Trial Number Hits Misses Total False Alarms Hits %
haarcascade1 587 1183 1770 2485 33.16%
haarcascade2 567 1203 1770 11213 32.03%
haarcascade3 528 1242 1770 21154 29.83%
haarcascade4 800 970 1770 184097 45.20%
haarcascade5 680 1090 1770 4518 38.42%
haarcascade6 6 1764 1770 376 0.34%
haarcascade7 140 1630 1770 3447 7.91%
haarcascade8 1009 761 1770 20112 57.01%
haarcascade9 125 1645 1770 111 7.06%
haarcascade10 567 1203 1770 11213 32.03%
haarcascade11 41 1729 1770 237384 2.32%
haarcascade12 0 1700 1770 4200 0%
haarcascade15 1011 759 1770 8873 57.12%
haarcascade18 1004 894 1898 9682 56.72%
haarcascade20 %
haarcascade21 6192 288 6480 95058 95.55%

 
The table represents the data When running each classifier against a defined validation set which contains 1134 positive images and in those images there are a total of 1770 solar cavities that exist.

Hits – The total number of correct identifications of solar cavities
Misses – The total number of missed solar cavities
Total – The total number of solar cavities in validation set
False Alarms – The total number of false detections made
Hits % – Hit percentage of the classifier [Hits/Total]

Below is a chart that shows the following specific data points for Hits, Misses, Number of Stages and Weak Classifiers for all of the current trial runs.

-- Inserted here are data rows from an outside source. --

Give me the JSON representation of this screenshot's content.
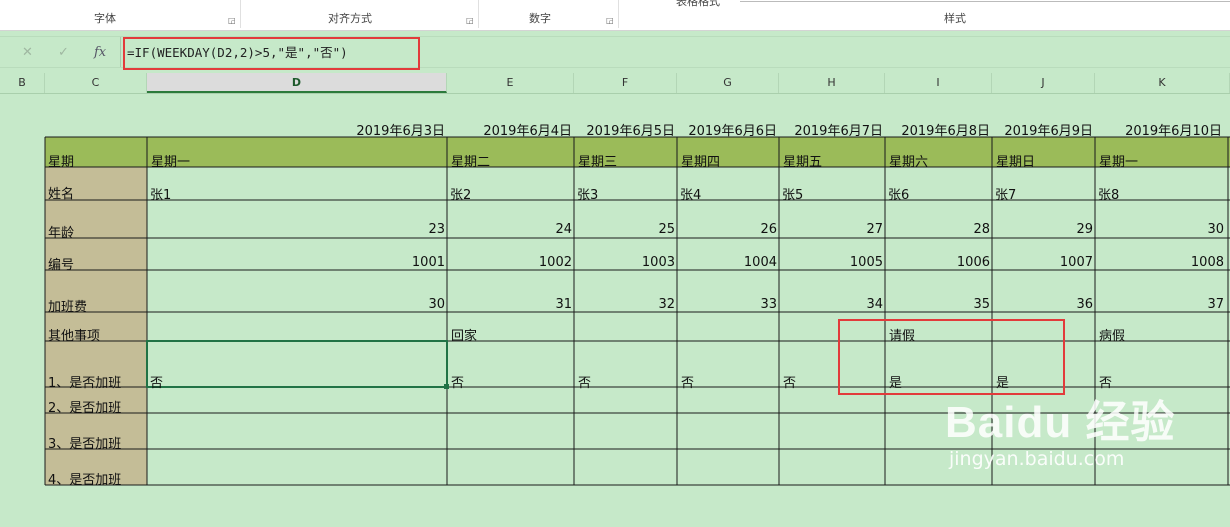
{
  "ribbon": {
    "groups": [
      "字体",
      "对齐方式",
      "数字",
      "样式"
    ],
    "cut_label": "表格格式"
  },
  "formula_bar": {
    "cancel_icon": "✕",
    "confirm_icon": "✓",
    "fx_label": "fx",
    "formula": "=IF(WEEKDAY(D2,2)>5,\"是\",\"否\")"
  },
  "columns": [
    "B",
    "C",
    "D",
    "E",
    "F",
    "G",
    "H",
    "I",
    "J",
    "K"
  ],
  "active_column": "D",
  "sheet": {
    "dates": [
      "2019年6月3日",
      "2019年6月4日",
      "2019年6月5日",
      "2019年6月6日",
      "2019年6月7日",
      "2019年6月8日",
      "2019年6月9日",
      "2019年6月10日"
    ],
    "row_labels": [
      "星期",
      "姓名",
      "年龄",
      "编号",
      "加班费",
      "其他事项",
      "1、是否加班",
      "2、是否加班",
      "3、是否加班",
      "4、是否加班"
    ],
    "weekday": [
      "星期一",
      "星期二",
      "星期三",
      "星期四",
      "星期五",
      "星期六",
      "星期日",
      "星期一"
    ],
    "name": [
      "张1",
      "张2",
      "张3",
      "张4",
      "张5",
      "张6",
      "张7",
      "张8"
    ],
    "age": [
      "23",
      "24",
      "25",
      "26",
      "27",
      "28",
      "29",
      "30"
    ],
    "id": [
      "1001",
      "1002",
      "1003",
      "1004",
      "1005",
      "1006",
      "1007",
      "1008"
    ],
    "overtime_pay": [
      "30",
      "31",
      "32",
      "33",
      "34",
      "35",
      "36",
      "37"
    ],
    "other": [
      "",
      "回家",
      "",
      "",
      "",
      "请假",
      "",
      "病假"
    ],
    "is_overtime_1": [
      "否",
      "否",
      "否",
      "否",
      "否",
      "是",
      "是",
      "否"
    ]
  },
  "watermark": {
    "brand": "Baidu 经验",
    "url": "jingyan.baidu.com"
  },
  "colors": {
    "grid_bg": "#c6e9c9",
    "header_band": "#9bbb59",
    "label_column": "#c4bd97",
    "highlight": "#e23b3b"
  }
}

This table is to aid in finding any trends that would help create better classifiers, by easily seeing how the data fits together.
 

 

The next chart shows the following specific data points for Hits, Misses, Number of Stages, Number of Weak Classifiers and False Alarms for all of the current trial runs, with graphical emphasis on the Hits versus False Alarms.
 

 

Figure showing the number of positive images used in training the classifier and how that corresponds to the number of Hits that classifier detected. It shows that typically with the more images you train your classifier against you will generally have a better Hits count. Although, there should be minimum number of the most distinct positives that you can train your classifier with, with maybe some distortions on the samples for variance so that marking thousands of images no longer needs to happen for a good classifier.
 

 

The follow graph shows the mapping of data for the hit count numbers based on the number of stages that classifier completed. Based on the graph of results I think its pretty fair to say that the number of stages does not directly correlate to a higher number of hits. I believe that there exists a boundary line that no matter if you set your stage count to something extremely high it will not necessarily increase your hit count as well as this is proved from the opencv_haartraining.exe where if the value of the false alarm rate becomes so low the program will exit.
Required leaf false alarm rate achieved. Branch training terminated.